Eternal peace shall chear thy breast below,
And when Heav'n calls thee to its arms above,
Immortal splendour beam around thy brow!
Go; Virtue calls thee; watch her guiding eye;
When Virtue draws the sword, tempests and storms defy!" (lines 531–540)

==Themes==
It is possible that Hunt derived his model of adapting Spenserian stanzas from James Thomson's use of them in The Castle of Indolence. In terms of Romantic poetry, Hunt's poem is related to the allegories found in Percy Bysshe Shelley's Queen Mab and The Revolt of Islam along with those in Robert Southey's Thalaba and Curse of Kehama. Hunt's Spenserian adaptation influenced John Keats's later use of Spenser as a model. However, Keats did not rely on the moral interpretation of spenser found in The Palace of Pleasure but instead on the side of Spenser emphasising the beautiful.

Of the works that imitate Spenser's use of the "Bower of Bliss" in Book II of the Faerie Queene, The Palace of Pleasure is connected to Southey's Romance and William Jones's Palace of Fortune.
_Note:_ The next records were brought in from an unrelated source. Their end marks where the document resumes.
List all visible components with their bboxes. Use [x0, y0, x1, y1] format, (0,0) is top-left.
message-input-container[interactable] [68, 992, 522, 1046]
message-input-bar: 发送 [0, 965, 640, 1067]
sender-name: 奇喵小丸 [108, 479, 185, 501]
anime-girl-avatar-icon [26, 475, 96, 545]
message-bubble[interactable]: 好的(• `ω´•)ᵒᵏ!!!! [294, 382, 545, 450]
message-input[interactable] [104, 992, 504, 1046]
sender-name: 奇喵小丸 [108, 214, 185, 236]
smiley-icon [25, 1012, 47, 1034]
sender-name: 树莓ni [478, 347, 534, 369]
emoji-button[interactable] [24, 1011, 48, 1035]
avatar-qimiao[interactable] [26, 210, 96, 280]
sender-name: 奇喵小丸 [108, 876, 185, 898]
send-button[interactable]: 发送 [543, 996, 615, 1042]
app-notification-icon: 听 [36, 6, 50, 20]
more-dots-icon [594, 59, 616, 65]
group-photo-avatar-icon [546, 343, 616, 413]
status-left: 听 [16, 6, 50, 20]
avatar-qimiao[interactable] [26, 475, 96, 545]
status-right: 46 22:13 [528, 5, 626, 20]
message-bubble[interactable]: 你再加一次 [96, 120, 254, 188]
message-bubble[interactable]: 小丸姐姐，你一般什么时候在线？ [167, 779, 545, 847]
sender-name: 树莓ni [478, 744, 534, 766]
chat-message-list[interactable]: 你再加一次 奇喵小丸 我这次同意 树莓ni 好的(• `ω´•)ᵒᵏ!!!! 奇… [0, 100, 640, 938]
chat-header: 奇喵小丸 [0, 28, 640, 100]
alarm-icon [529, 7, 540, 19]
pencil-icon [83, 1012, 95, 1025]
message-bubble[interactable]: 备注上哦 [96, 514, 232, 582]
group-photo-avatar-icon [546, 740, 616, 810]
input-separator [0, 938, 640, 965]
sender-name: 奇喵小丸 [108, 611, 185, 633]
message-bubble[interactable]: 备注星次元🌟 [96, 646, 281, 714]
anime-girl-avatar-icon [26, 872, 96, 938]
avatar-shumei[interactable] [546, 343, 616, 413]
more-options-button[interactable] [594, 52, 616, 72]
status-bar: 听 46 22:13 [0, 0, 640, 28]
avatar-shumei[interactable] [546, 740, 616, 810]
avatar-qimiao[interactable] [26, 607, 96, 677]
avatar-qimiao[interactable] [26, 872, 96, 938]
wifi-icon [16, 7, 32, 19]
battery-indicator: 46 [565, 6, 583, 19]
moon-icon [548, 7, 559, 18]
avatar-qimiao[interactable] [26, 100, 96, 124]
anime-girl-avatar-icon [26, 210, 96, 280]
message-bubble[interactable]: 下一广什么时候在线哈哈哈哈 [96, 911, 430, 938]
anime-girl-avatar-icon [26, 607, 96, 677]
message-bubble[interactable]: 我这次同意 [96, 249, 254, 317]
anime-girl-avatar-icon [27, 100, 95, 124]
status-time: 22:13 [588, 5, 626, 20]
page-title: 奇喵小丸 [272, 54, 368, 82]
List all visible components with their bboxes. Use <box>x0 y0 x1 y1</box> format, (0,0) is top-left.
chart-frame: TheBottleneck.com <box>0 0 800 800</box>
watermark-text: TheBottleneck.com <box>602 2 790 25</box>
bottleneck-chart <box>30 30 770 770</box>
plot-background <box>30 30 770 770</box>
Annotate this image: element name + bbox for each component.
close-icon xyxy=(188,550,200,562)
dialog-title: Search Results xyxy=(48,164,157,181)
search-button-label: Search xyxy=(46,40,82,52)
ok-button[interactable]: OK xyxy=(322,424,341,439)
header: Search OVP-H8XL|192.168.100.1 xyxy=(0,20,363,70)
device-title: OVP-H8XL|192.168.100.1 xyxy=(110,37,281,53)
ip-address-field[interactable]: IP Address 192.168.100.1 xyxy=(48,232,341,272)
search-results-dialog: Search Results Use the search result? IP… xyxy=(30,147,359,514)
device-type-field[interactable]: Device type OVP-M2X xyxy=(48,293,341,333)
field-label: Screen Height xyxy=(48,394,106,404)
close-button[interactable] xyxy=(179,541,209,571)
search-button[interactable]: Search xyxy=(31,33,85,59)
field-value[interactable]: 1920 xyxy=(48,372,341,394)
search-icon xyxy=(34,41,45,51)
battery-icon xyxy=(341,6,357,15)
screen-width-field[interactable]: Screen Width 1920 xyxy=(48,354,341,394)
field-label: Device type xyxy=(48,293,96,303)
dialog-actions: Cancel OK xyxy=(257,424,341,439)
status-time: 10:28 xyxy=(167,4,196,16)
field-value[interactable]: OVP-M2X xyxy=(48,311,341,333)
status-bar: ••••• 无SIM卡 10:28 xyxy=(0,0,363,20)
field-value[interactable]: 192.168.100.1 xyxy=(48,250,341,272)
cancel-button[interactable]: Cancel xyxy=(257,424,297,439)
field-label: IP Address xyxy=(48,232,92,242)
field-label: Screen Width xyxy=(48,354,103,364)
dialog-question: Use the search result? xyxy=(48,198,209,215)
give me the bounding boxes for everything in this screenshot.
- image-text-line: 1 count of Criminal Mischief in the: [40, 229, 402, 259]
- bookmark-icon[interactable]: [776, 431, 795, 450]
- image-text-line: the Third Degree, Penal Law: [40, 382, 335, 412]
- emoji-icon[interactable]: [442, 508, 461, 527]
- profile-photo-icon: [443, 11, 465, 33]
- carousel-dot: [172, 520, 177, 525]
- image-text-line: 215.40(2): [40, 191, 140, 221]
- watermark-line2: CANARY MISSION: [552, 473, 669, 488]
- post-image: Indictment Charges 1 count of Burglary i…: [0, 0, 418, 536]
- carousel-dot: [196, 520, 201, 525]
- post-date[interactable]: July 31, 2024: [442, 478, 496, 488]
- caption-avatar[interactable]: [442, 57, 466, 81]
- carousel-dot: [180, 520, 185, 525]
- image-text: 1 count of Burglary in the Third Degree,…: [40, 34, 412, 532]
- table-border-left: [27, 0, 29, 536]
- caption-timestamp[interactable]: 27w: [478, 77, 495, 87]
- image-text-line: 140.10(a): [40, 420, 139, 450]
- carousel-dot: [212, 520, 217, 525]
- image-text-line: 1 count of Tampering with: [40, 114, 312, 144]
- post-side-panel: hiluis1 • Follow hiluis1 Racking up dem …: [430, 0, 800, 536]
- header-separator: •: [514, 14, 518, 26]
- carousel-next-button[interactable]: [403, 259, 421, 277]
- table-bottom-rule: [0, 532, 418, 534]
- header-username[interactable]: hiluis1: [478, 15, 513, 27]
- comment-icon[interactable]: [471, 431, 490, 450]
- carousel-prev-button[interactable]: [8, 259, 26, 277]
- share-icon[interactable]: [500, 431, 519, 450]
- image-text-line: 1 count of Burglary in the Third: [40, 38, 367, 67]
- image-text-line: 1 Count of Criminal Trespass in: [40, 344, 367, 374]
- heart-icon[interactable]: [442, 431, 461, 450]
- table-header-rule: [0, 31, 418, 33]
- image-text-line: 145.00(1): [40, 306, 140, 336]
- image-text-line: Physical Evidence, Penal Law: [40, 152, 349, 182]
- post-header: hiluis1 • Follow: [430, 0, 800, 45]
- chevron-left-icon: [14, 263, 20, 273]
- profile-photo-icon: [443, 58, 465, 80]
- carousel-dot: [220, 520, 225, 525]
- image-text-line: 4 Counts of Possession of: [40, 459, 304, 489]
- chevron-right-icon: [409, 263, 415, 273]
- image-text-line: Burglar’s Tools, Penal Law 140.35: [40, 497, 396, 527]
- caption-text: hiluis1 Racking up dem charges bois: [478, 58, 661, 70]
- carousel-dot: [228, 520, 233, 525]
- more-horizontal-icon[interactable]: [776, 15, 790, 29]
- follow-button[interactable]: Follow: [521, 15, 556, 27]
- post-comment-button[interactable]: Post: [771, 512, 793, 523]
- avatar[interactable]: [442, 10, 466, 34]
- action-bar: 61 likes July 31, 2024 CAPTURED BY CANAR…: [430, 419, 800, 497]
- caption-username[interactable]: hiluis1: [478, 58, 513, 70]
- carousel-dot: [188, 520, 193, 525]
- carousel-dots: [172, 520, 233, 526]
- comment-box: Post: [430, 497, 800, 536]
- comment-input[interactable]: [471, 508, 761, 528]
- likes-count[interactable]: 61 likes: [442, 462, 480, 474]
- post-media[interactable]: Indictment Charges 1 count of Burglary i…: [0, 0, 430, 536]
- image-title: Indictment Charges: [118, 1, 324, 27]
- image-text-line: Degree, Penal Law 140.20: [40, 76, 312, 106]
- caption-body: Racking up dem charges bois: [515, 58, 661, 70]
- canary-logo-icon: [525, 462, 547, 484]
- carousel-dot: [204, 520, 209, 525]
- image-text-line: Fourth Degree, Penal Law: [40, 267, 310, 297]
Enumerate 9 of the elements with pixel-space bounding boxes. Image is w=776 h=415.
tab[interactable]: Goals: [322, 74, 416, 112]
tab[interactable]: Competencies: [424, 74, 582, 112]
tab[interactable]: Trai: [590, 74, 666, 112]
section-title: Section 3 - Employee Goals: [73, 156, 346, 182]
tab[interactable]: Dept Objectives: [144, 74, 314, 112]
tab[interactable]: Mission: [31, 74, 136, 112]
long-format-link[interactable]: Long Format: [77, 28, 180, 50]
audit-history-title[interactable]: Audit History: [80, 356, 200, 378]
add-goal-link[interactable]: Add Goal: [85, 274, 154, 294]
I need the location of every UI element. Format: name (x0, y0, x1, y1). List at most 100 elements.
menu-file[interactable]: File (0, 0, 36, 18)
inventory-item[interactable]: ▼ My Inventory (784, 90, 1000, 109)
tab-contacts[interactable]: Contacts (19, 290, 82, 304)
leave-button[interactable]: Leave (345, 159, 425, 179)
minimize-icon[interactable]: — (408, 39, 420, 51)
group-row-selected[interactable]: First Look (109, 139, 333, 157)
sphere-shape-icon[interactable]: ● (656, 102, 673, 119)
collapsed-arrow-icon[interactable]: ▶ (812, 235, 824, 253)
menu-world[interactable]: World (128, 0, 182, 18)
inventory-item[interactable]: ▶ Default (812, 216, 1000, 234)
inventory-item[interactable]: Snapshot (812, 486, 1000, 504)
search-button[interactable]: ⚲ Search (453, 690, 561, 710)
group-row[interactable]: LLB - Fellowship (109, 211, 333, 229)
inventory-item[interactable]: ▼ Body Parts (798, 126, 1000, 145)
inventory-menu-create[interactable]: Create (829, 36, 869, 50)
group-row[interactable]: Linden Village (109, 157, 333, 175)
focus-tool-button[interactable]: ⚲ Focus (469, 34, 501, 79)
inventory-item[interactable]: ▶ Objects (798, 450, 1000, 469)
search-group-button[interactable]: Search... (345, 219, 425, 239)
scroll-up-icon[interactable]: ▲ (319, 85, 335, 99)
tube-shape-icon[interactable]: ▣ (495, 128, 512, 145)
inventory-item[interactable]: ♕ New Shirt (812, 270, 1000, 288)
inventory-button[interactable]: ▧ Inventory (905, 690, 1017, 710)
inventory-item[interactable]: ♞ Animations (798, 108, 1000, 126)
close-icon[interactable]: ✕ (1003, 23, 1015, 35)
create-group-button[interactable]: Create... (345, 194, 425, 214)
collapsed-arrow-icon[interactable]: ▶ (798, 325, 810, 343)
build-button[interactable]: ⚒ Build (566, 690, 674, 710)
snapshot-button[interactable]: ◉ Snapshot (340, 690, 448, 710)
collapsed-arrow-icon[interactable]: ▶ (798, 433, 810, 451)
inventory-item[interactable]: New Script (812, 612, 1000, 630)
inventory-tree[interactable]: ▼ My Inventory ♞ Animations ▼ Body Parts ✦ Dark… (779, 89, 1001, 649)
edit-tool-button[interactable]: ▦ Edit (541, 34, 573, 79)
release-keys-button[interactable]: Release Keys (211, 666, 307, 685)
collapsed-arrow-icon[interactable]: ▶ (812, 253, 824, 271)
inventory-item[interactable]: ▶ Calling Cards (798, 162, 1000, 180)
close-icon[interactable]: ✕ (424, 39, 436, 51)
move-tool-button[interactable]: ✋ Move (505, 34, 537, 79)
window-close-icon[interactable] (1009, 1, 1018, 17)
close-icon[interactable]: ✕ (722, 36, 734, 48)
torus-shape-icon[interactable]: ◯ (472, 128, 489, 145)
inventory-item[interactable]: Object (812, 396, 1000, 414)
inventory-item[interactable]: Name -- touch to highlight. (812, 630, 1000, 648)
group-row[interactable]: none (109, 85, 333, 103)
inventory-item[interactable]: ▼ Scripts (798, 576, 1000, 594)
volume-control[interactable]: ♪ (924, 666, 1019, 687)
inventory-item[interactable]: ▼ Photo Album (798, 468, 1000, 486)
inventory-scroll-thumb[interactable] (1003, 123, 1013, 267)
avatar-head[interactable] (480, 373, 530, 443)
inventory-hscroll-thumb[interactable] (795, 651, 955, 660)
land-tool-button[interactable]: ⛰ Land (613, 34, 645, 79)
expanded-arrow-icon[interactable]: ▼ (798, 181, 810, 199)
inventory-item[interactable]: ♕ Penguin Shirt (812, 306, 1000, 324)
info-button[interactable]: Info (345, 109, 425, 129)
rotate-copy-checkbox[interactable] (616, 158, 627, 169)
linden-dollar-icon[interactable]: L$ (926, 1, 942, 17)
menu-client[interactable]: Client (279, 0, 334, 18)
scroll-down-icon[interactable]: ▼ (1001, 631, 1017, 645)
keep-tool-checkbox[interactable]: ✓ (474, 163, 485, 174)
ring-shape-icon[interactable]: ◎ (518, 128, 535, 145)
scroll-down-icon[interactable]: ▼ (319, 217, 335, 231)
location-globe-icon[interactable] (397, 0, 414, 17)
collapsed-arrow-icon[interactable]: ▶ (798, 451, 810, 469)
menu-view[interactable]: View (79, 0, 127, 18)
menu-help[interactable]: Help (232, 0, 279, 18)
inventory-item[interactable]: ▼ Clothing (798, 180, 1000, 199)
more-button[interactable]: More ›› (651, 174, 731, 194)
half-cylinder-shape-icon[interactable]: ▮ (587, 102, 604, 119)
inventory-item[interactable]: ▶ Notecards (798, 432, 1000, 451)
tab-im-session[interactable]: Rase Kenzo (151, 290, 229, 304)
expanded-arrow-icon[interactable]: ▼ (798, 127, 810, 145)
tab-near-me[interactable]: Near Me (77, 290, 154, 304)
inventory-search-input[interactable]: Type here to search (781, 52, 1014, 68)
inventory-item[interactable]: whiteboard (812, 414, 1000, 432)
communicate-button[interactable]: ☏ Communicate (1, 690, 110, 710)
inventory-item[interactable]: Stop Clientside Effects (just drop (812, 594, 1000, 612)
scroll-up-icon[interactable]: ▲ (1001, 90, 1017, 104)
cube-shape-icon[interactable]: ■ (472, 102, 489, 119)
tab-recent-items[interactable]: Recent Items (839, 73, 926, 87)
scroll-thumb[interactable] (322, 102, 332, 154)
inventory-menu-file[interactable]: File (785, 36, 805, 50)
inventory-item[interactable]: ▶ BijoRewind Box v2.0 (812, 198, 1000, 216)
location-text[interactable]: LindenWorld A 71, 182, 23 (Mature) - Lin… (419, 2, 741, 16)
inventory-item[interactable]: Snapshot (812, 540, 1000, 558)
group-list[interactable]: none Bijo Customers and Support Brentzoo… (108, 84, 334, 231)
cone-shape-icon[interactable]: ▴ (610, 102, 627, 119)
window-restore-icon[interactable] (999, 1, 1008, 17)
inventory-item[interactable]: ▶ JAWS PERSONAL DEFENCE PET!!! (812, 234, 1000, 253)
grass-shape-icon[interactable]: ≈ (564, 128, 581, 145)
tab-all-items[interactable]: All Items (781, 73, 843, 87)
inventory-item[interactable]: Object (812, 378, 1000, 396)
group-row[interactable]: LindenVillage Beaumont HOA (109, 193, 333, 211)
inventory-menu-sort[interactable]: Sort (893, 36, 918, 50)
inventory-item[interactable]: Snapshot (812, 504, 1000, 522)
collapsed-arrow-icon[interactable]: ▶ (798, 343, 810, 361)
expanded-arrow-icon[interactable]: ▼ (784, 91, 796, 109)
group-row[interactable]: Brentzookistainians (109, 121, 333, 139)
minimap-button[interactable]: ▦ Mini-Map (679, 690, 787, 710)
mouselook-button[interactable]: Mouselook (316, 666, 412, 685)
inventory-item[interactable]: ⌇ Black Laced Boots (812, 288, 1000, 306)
The only real difference between Hunt's and Spenser's version is the name of the tempter and that Hunt moved the setting from a Bower to a castle. Like Southey, the poem's allegory is focused more on political justice than morality. Hunt would later rely on the same Spenserian "Bower of Bliss" for the basis of a pleasure garden in The Story of Rimini written years later although he places more emphasis on the sexual aspects in the later work than on the meaning of the scene.

The poem, according to Hunt, "endeavours to correct the vices of the age, by showing the frightful landscape that terminates the alluring path of sinful Pleasure". In Guyon's story, many of the images connect to the description of Barbados. The land is a tropical paradise that tempts people with pleasure. This is biographically connected to Isaac Hunt's problems that come from his time in Barbados.